Most software engineers who want to get closer to “the business side” of tech end up becoming product managers. It’s a natural path that allows you to stay close to the technical problems, get more involved with strategy, and still speak the language of engineers. I eventually took that path too. But before I did, I had the rare opportunity in 2021 to join the newly formed BizOps team at Headway — not as a PM, but as a founding member of what was pitched as a SWAT team for the company’s hardest problems. This wasn’t your average business operations role. It was modeled after an internal team at Palantir (where some of us at Headway came from) — a group of scrappy generalists who embedded deeply into critical initiatives, rapidly built context, and moved mountains to unlock growth. It turns out my time as a software engineer, especially in ML, prepared me far more for this chaos than I expected. And the more time I spent on BizOps, the more I realized how much the two disciplines can (and should) learn from each other.
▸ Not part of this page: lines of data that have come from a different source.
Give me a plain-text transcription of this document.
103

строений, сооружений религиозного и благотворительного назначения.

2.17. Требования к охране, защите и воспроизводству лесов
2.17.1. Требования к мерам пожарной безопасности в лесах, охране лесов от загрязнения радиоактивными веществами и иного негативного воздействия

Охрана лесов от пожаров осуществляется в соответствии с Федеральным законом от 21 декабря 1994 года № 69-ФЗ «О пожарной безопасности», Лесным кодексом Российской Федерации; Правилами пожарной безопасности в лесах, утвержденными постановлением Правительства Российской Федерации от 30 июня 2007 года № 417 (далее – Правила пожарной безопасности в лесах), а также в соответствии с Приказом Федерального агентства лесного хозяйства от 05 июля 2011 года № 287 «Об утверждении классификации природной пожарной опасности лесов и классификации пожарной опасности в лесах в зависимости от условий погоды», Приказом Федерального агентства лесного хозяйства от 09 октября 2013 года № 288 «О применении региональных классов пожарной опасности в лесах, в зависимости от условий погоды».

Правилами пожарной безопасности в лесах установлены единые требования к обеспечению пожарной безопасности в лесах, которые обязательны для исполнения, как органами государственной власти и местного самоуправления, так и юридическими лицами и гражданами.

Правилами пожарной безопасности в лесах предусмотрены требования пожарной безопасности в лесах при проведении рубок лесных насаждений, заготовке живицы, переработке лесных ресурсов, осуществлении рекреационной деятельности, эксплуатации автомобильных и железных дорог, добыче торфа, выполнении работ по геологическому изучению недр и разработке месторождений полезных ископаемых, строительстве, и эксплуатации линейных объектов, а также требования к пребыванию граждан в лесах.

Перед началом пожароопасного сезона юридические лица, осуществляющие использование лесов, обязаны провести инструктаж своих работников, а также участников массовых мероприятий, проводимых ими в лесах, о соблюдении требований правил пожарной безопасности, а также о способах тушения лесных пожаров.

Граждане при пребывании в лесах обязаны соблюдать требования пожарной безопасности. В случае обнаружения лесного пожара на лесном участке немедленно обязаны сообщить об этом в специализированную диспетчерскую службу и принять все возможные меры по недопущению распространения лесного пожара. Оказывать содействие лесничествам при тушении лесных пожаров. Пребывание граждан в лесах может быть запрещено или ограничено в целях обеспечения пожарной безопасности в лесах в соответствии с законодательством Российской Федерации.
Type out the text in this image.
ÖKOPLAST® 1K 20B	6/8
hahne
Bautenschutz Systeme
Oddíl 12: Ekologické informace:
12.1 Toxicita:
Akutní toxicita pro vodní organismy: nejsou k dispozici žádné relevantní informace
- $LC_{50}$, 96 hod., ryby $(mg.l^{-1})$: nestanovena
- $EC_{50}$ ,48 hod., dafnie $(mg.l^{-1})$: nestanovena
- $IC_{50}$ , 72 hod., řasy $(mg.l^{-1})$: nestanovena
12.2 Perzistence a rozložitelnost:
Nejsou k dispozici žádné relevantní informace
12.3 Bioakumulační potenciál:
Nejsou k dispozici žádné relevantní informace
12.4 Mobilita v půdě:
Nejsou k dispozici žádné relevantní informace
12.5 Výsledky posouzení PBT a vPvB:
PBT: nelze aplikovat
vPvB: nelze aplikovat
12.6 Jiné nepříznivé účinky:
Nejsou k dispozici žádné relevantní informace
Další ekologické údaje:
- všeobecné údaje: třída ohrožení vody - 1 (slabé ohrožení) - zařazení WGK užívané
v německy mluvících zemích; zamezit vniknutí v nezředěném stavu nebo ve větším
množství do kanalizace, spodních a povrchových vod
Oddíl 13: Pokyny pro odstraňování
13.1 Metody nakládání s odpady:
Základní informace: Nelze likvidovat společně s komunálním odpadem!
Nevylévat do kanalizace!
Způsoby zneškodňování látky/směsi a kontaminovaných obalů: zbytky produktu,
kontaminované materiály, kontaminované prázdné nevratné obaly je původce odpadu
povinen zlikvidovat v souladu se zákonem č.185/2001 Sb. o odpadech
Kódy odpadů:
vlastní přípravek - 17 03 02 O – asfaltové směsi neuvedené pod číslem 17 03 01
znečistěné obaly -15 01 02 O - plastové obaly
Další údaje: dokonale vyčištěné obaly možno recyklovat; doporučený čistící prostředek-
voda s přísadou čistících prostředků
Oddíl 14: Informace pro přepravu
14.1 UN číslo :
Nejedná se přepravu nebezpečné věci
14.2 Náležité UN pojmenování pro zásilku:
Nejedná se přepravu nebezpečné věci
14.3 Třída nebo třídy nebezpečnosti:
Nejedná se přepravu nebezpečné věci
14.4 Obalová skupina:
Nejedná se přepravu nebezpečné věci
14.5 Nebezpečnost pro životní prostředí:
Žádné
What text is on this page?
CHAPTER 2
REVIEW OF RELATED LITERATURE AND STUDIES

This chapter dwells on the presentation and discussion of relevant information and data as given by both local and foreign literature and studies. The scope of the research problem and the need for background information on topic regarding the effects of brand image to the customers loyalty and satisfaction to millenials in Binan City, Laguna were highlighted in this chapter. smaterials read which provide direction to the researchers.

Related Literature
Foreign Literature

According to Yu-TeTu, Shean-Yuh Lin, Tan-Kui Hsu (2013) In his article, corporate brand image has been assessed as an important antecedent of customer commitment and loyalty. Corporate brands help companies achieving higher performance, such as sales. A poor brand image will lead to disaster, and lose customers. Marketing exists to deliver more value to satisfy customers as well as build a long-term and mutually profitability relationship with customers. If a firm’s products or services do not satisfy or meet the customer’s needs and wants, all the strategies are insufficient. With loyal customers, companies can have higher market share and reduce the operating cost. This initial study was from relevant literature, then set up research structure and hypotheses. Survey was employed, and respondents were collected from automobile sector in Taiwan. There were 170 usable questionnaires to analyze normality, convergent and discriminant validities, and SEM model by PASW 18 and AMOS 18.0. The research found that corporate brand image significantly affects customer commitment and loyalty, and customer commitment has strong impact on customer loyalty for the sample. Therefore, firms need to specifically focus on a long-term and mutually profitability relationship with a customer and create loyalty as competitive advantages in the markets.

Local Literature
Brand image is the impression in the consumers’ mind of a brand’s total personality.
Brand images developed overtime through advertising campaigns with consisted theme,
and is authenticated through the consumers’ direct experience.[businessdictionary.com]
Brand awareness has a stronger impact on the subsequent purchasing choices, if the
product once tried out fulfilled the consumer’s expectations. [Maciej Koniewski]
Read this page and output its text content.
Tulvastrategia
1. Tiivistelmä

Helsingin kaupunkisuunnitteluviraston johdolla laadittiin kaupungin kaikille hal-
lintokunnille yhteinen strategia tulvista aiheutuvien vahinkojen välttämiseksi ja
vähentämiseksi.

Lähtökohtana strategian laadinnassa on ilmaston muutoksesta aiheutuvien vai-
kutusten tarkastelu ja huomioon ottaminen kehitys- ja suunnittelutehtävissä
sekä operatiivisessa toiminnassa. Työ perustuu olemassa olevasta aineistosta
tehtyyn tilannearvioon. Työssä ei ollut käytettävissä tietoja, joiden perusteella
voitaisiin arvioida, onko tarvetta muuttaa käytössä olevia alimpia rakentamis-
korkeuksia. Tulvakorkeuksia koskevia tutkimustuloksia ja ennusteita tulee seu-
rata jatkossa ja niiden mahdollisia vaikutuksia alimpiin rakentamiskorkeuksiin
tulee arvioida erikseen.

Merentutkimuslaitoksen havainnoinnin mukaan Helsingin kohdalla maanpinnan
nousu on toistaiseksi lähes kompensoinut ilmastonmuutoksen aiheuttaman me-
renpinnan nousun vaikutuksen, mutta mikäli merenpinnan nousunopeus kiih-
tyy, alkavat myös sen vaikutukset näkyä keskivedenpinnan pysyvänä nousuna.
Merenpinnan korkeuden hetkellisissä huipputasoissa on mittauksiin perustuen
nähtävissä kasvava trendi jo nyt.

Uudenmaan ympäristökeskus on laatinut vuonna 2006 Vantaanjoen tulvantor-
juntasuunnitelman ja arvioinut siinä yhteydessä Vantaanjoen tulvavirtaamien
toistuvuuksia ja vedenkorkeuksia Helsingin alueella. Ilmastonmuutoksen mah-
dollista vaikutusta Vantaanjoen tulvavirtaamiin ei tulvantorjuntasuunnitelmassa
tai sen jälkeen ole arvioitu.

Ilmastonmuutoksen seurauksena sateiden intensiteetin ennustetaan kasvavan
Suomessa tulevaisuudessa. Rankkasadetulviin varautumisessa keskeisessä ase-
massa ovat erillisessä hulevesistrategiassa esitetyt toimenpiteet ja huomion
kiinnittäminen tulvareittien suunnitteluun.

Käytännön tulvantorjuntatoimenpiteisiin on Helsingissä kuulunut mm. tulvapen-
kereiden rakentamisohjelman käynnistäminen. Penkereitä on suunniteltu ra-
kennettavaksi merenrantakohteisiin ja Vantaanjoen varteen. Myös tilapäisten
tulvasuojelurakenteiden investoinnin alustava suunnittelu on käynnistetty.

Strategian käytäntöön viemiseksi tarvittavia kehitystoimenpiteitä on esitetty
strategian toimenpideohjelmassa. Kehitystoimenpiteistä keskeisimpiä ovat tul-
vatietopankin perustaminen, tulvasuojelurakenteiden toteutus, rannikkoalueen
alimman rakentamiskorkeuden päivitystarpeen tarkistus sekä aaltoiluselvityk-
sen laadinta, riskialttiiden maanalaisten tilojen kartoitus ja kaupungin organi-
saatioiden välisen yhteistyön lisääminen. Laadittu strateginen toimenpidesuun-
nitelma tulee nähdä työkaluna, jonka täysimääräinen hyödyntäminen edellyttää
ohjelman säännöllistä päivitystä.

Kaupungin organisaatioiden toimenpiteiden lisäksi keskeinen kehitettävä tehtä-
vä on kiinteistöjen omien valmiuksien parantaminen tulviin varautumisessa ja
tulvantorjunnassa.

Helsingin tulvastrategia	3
Here are two lessons that stood out.

Defining north star metrics looks a lot like tuning objective functions

As a Forward Deployed Engineer at Palantir, and later on a software engineer at Arena AI, one of the fields I spent time on was ML Engineering. As any ML Eng knows, a good amount of work goes into fine tuning objective functions to optimize for a specific model output. Figuring out the right balance of input variables and adding in countervariables quickly became one of the most time-consuming parts of the job. Tweaking a loss function ever so slightly and end up optimizing for a totally different behavior.

Solving operational problems often works the same way — especially when designing incentive systems and tracking success. At Headway, for example, we work with thousands of mental health providers across the country. Early on, we measured our sales team on the number of signed providers. But that didn’t necessarily translate into provider activations, given that many signed but never saw patients. When we shifted our north star metric to activated providers (those who successfully completed onboarding and saw patients), the way the team operated changed almost overnight. It was also interesting to see how the idea of “pairing metrics” in ops was almost a perfect analog to counterweights used in model tuning - in essence, secondary metrics you define to provide guardrails for teams while they chase the north star metric (e.g. if reducing cost is the north star, one could use customer satisfaction as a pairing metric)

Lesson: A clearly defined North Star metric deserves as much obsession as inputs to an objective function in model tuning – a small change can go an extremely long way.

Great abstraction and handoffs are necessary for great teams, not just great software

Lots of good software is made up of good abstractions. You define clear interfaces, orchestrate systems cleanly, and decompose complexity into composable modules. The more consistent, intuitive, and cleanly defined the API contracts between services, the more scalable, reliable, and high-performing these systems tend to be.

The same applies to high-functioning ops teams. Whenever we stood up new teams, from payer partnership to revenue cycle management teams, I quickly realized how much time we had to spend, especially for larger teams/teams of teams – being thoughtful around ownership of metrics (see above point), handoff points, and where to draw the line between areas of shared ownership to balance individual ownership and shared context (similar to how different services in software may need to reference shared state). I found myself drawing from my engineering past more than I expected: treating teams as services, writing “interfaces” in the form of well defined metric ownership structures, etc.

Lesson: Building good ops teams shares a lot with building good software, benefitting from deliberate abstraction, clear contracts, and thoughtful orchestration.

Closing Thoughts

In many strange ways, my time in BizOps didn’t take me further from engineering. In some ways, it brought me closer; not always to the code itself, but certainly to the mental models that make engineers effective. If you’re an engineer curious about transitioning towards the business side, don’t underestimate how transferable your toolkit is. The abstractions are messier. The inputs are a little noisier. But under the hood? There’s a whole lot of systems thinking.